William C. Calin, Ph.D.

William C. Calin, Ph.D.

Graduate Research Professor of Romance Languages and Literatures

College of Liberal Arts and Sciences

1998 Awardee

William Calin is described as a superb teacher, an “indefatigable” mentor and adviser and an “unusually engaged professional citizen within the University of Florida and beyond,” with a “consummately distinguished” research record in the field of French medieval and contemporary literatures.

He describes himself as “a comparatist and an historian of cultures, with a special commitment to the evolution of literary forms and mental structures and to the continuity of humanism and the great books.”

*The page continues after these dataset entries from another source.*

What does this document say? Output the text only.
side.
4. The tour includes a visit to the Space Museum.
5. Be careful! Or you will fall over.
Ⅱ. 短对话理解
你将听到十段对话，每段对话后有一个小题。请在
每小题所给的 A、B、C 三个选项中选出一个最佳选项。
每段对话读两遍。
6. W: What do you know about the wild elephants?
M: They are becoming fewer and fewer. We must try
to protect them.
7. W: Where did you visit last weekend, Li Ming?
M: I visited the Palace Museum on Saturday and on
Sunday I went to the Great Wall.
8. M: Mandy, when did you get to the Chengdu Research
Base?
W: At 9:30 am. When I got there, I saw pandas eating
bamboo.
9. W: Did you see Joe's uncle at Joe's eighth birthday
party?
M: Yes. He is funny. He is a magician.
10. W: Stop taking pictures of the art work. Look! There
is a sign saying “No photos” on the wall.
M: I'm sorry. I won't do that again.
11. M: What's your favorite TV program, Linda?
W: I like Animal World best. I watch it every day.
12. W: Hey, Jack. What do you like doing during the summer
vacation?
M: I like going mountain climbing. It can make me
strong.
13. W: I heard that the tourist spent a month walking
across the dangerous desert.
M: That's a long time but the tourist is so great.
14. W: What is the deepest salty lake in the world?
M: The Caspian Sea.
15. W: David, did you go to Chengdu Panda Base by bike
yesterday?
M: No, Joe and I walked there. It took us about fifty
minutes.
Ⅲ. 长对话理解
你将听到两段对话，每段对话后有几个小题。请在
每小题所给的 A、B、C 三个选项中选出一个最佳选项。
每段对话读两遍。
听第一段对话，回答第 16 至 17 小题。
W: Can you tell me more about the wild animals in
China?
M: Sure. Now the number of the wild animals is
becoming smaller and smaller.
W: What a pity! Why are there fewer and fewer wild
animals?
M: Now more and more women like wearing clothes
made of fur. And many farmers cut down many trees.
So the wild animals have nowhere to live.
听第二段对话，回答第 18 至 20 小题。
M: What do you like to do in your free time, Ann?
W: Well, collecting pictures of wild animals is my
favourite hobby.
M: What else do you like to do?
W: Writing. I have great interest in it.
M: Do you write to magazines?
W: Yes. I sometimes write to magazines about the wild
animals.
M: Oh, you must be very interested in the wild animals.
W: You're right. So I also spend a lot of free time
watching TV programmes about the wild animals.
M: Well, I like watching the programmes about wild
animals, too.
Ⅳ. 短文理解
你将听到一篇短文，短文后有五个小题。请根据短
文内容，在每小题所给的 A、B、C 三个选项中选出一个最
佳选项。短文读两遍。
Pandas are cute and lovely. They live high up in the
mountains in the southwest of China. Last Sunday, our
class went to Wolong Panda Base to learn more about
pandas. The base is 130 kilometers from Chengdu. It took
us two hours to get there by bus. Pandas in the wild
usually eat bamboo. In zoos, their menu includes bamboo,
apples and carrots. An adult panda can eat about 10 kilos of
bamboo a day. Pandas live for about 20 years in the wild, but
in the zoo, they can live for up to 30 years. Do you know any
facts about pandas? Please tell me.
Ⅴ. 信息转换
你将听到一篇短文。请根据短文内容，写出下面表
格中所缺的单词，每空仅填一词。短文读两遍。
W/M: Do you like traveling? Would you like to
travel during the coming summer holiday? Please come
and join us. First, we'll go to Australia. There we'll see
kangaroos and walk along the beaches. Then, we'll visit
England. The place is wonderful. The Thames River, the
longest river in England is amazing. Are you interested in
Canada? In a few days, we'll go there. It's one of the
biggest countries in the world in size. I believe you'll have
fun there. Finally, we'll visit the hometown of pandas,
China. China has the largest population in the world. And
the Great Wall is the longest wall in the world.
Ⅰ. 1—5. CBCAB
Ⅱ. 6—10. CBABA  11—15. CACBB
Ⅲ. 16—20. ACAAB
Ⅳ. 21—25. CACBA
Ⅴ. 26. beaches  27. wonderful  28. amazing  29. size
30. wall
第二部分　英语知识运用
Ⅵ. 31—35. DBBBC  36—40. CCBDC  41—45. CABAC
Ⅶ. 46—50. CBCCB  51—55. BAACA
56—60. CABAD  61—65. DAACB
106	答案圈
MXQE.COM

Calin publishes widely and with distinction, as evidenced by his most recent book, The French Tradition and the Literature of Medieval England, being selected by the American Library Association as a Choice Outstanding Academic Book of 1995 (his second book to be so honored). Since 1993 he has published 15 articles in a variety of refereed academic journals and edited collections and has 10 articles in press. Their subject matter ranges from French chansons de geste to Anglo-Norman hagiography, to Renaissance poetry and contemporary fiction in Occitan and Breton languages of France, to issues of canonicity or tracing the intellectual history of noted medievalists.

Calin lectures frequently throughout the United States and Europe, bringing very positive recognition to the University of Florida in humanities academic circles. Last year Dr. Calin was honored with a senior scholar grant from the American Council of Learned Societies to support his research in France and Scotland on his current book project, Minority Literatures and Modernism: Scots, Breton and Ocitan, 1920-1990, a fascinating study that spans three different non-English languages and illuminates the points of divergence and similarity in these seemingly disparate but related cultures. His next book-length project will be a series of essays on great German, Austrian, Swiss, English and North American scholar-critics. Then, he will embark upon a new major project, a sequel to his 1994 book: The French Tradition and the Literature of Medieval and Renaissance Scotland.